Inside the IMAX digital projection system

August 22, 2011 – 3:27 pm

Wired UK takes a look at IMAX digital projection via the Odeon IMAX Cinema in Greenwich:


Photo: Rob Boffard

“I could teach you how to do this in an hour,” says Jim Warburton. We’re in the projection room of the Odeon IMAX 3D cinema in Greenwich. Warburton is standing next to two massive, air-cooled projectors, currently beaming the new Harry Potter film onto the massive screen.

Warburton is big, burly man, a former milkman and supermarket cashier who has worked as a projectionist for the past four years. He’s demonstrating how to use a touchscreen PC to cue up ads, trailers and the film itself. It looks deceptively simple — all he has to do is line everything up, press play and leave the computer to do its work. “This is by far the best job I’ve ever had. I get paid to watch films!” he says.

. . .

The operation isn’t just drag-and-drop, it’s plug-and-play, too. Films are delivered on chunky, silver hard drives, connected to the projectors via a USB cable. Then, Blair and Warburton have to enter a KDM (Key Delivery Message) — essentially a password that unlocks a film for a set period of time. Once that’s done, the software inside the projector decodes and cues up the film.

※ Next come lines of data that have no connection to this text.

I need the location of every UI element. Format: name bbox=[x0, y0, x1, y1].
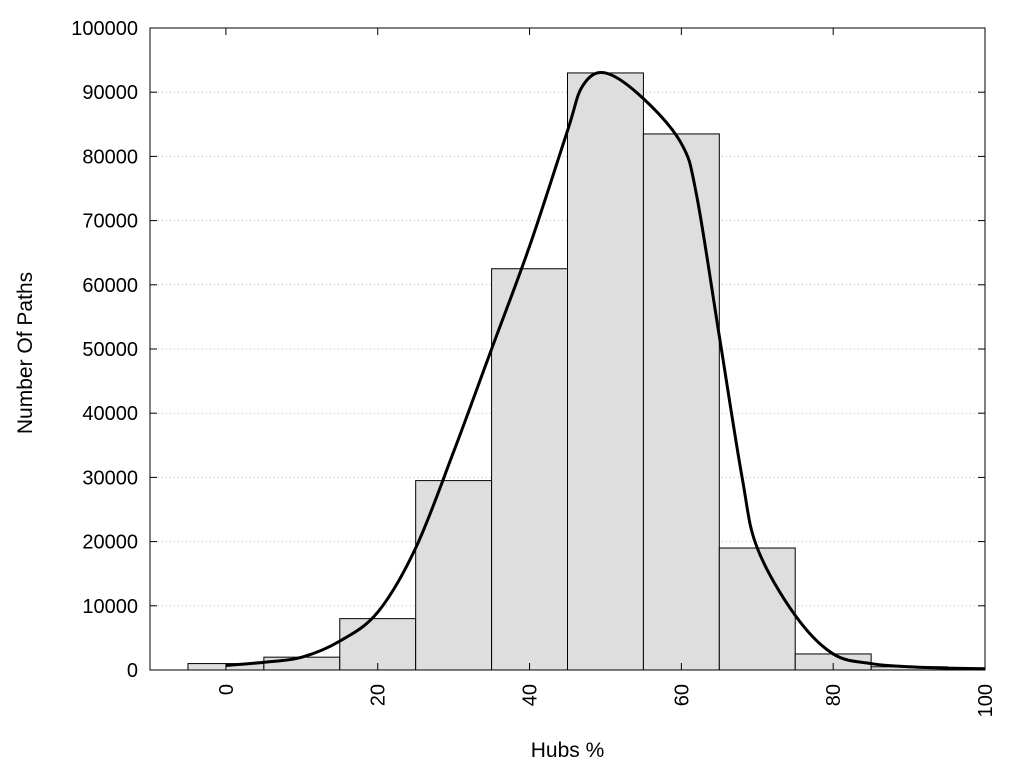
y-tick-label: 20000 bbox=[82, 532, 138, 554]
y-tick-label: 0 bbox=[127, 660, 138, 682]
y-tick-label: 30000 bbox=[82, 467, 138, 489]
x-tick-label: 80 bbox=[823, 684, 845, 706]
x-tick-label: 60 bbox=[671, 684, 693, 706]
y-tick-label: 70000 bbox=[82, 211, 138, 233]
y-tick-label: 40000 bbox=[82, 403, 138, 425]
histogram-bar bbox=[718, 547, 796, 671]
histogram-bar bbox=[567, 72, 644, 671]
x-axis-ticks: 0 20 40 60 80 100 bbox=[216, 28, 997, 717]
y-tick-label: 60000 bbox=[82, 275, 138, 297]
y-axis-label: Number Of Paths bbox=[14, 272, 37, 434]
fit-curve-line bbox=[225, 70, 986, 671]
histogram-bar bbox=[491, 268, 568, 671]
bars bbox=[187, 72, 948, 671]
y-tick-label: 10000 bbox=[82, 596, 138, 618]
x-tick-label: 20 bbox=[368, 684, 390, 706]
y-tick-label: 100000 bbox=[71, 18, 138, 40]
fit-curve bbox=[225, 70, 986, 671]
histogram-bar bbox=[263, 656, 341, 671]
x-tick-label: 40 bbox=[520, 684, 542, 706]
y-axis-ticks: 0 10000 20000 30000 40000 50000 60000 70000 8000… bbox=[71, 18, 985, 682]
y-tick-label: 50000 bbox=[82, 339, 138, 361]
y-tick-label: 90000 bbox=[82, 82, 138, 104]
x-tick-label: 0 bbox=[216, 684, 238, 695]
x-axis-label: Hubs % bbox=[531, 739, 605, 762]
x-tick-label: 100 bbox=[975, 684, 997, 717]
y-tick-label: 80000 bbox=[82, 146, 138, 168]
histogram-bar bbox=[415, 480, 493, 671]
histogram-bar bbox=[642, 133, 720, 671]
histogram-bar bbox=[339, 618, 417, 671]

IMAX won’t reveal what the innards of each projector are like, but there are a few clever technical tricks. For starters, each projector balances and aligns itself, so the pictures are never out of whack. Then there’s the image enhancer — a mysterious piece of tech that Blair describes as “like the best graphics card money can buy. It’s an independent system which they’ve developed, and it emphasises the picture.”